Beoordeling door de rechtbank
3. De rechtbank zal eerst de formele punten bespreken.
De op de zaak betrekking hebbende stukken
4. Op de zitting heeft de gemachtigde van eiser de beroepsgrond dat de heffingsambtenaar ten onrechte de bouwtekeningen van de gebruikte referentiewoningen en de iWOZ-kaarten niet heeft verstrekt waardoor niet kan worden nagegaan of de inhoud van de referentiewoningen juist is vastgesteld, ingetrokken.

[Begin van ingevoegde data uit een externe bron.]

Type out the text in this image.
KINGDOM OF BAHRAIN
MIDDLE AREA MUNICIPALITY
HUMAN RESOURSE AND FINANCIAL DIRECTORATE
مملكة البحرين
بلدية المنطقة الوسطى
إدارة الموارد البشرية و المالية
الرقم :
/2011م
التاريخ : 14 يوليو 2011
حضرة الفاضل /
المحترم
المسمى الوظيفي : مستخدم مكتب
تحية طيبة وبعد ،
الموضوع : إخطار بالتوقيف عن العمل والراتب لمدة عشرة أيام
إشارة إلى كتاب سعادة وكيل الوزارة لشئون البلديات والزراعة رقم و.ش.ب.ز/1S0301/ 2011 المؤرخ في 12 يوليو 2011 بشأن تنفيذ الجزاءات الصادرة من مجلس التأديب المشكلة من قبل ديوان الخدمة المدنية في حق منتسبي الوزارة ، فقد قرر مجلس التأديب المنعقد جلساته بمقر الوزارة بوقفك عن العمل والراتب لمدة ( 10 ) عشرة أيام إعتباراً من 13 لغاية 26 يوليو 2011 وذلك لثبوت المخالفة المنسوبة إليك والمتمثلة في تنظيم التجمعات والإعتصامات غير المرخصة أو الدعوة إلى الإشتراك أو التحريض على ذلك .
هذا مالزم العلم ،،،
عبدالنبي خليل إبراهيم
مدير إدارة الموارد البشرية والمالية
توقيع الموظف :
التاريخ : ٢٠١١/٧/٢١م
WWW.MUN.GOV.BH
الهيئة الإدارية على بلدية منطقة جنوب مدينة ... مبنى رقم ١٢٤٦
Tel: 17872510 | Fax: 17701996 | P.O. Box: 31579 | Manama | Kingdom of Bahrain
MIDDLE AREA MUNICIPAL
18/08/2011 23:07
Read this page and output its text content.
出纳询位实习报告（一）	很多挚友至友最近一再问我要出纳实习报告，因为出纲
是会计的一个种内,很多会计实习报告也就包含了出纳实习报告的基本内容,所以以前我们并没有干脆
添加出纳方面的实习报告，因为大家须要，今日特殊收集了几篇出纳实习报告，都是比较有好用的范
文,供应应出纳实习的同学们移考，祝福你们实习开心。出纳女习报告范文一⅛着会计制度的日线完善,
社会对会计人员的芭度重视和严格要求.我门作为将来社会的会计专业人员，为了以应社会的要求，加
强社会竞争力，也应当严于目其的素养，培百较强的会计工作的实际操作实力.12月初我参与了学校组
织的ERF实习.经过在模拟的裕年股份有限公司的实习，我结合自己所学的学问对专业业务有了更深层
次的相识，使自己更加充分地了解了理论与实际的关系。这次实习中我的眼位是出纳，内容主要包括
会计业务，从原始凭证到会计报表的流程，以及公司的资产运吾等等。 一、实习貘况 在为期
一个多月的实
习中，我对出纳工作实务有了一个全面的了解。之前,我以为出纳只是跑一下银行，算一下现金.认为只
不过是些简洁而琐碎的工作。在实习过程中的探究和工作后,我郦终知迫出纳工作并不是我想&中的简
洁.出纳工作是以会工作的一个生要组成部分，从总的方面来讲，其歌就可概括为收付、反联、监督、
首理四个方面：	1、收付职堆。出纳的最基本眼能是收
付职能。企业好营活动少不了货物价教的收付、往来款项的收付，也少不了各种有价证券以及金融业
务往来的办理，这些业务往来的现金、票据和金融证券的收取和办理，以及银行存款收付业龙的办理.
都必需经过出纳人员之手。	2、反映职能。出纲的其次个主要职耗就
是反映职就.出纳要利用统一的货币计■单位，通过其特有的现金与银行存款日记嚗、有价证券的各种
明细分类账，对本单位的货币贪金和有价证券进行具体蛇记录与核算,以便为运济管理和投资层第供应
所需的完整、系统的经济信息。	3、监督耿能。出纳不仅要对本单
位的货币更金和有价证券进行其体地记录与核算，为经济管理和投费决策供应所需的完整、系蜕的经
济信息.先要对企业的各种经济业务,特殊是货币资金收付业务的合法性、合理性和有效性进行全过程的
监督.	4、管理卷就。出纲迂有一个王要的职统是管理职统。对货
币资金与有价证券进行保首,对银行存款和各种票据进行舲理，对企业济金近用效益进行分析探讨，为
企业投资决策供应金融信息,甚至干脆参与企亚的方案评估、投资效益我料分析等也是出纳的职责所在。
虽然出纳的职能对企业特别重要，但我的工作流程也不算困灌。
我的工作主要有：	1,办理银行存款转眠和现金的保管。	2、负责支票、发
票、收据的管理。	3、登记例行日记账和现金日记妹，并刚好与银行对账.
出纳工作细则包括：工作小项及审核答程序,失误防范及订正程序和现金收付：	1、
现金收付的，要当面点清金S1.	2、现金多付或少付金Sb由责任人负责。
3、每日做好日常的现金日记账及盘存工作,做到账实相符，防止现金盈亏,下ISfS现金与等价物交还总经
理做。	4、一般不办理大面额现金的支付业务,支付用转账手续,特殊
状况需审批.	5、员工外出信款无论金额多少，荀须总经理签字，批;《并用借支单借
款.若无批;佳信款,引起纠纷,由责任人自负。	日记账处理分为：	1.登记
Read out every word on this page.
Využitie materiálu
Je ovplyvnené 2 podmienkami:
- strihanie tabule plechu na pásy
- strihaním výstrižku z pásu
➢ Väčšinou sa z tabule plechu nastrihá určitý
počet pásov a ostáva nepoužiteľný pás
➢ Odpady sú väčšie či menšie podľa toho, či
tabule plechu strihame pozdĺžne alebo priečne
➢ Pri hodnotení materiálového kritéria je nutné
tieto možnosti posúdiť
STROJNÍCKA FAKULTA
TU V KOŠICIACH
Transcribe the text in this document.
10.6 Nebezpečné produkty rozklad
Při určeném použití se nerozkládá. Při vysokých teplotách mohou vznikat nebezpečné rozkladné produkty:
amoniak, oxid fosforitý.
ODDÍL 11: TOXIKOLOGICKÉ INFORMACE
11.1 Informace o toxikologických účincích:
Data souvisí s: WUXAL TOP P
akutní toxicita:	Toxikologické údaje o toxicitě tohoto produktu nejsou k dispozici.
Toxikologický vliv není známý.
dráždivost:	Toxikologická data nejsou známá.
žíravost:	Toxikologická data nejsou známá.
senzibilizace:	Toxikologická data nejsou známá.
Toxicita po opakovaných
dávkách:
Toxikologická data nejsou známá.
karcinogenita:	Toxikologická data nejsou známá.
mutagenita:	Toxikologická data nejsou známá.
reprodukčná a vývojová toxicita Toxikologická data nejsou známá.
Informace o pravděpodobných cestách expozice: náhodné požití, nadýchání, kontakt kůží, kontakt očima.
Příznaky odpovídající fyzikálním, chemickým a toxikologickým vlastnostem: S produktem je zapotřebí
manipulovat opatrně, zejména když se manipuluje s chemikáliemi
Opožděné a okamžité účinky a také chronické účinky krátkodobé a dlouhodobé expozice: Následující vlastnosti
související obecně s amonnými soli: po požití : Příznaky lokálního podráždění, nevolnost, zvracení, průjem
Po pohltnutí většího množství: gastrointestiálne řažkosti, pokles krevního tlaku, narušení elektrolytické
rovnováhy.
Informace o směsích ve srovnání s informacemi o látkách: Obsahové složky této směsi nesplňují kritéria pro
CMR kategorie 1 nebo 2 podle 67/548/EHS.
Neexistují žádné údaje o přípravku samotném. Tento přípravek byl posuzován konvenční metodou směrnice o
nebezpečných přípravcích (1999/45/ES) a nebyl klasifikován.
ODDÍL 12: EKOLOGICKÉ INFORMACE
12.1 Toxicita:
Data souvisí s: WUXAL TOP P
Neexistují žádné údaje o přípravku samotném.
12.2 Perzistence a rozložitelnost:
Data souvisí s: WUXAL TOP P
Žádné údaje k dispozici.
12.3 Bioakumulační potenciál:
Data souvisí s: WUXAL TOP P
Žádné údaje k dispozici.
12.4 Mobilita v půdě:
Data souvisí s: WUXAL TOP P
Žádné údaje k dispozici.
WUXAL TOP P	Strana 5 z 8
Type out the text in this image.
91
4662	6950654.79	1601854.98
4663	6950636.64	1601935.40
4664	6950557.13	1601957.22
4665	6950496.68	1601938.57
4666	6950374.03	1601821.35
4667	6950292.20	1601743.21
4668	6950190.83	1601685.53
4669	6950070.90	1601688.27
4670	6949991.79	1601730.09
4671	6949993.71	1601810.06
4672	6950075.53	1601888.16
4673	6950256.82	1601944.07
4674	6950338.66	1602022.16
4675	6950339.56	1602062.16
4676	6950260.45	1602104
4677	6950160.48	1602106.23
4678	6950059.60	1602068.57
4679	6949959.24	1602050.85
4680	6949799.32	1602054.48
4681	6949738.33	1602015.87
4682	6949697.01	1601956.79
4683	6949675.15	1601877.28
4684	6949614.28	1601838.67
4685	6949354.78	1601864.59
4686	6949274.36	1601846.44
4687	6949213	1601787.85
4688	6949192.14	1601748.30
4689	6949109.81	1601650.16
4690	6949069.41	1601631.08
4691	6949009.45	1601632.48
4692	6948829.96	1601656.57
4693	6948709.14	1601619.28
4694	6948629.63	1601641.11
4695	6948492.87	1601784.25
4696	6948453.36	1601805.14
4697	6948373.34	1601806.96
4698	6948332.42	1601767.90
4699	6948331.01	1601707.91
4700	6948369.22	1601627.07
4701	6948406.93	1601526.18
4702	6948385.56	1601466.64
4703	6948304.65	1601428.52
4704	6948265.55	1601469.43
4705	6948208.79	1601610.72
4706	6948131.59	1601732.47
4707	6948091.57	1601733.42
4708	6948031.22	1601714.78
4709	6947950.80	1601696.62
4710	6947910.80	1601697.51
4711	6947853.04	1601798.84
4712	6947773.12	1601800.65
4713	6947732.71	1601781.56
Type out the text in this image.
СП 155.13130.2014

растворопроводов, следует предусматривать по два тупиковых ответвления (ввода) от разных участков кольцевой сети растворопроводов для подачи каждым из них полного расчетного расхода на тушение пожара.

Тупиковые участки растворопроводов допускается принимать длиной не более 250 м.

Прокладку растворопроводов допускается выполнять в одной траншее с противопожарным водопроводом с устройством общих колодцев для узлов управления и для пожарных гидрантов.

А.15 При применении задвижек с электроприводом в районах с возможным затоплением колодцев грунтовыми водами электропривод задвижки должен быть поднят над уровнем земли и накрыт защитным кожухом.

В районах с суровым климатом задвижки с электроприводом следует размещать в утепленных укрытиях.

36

De rechtbank gaat daar in de uitspraak dan ook niet meer op in.
5. Wel handhaaft eiser zijn grond dat de heffingsambtenaar geweigerd heeft om de matrix met grondstaffel te verstrekken, terwijl om deze stukken wel is verzocht in bezwaar. Volgens eiser had de heffingsambtenaar die stukken op grond van het arrest van de Hoge Raad van 17 augustus 2018 (Black Box-arrest) moeten verstrekken.Eiser vindt dat hij hierdoor is benadeeld, omdat hij pas nadere standpunten kan innemen nadat die stukken zijn overgelegd. Eiser verwijst hiervoor ook naar een kamerstuk, artikel 6:17 van de Algemene wet bestuursrecht (Awb), de uitspraak van de Afdeling bestuursrechtspraak van de Raad van State van 2 april 2013, artikel 7:4 van de Awb, artikel 40 van de Wet WOZ en de uitspraak van het gerechtshof Amsterdam van 1 maart 2022.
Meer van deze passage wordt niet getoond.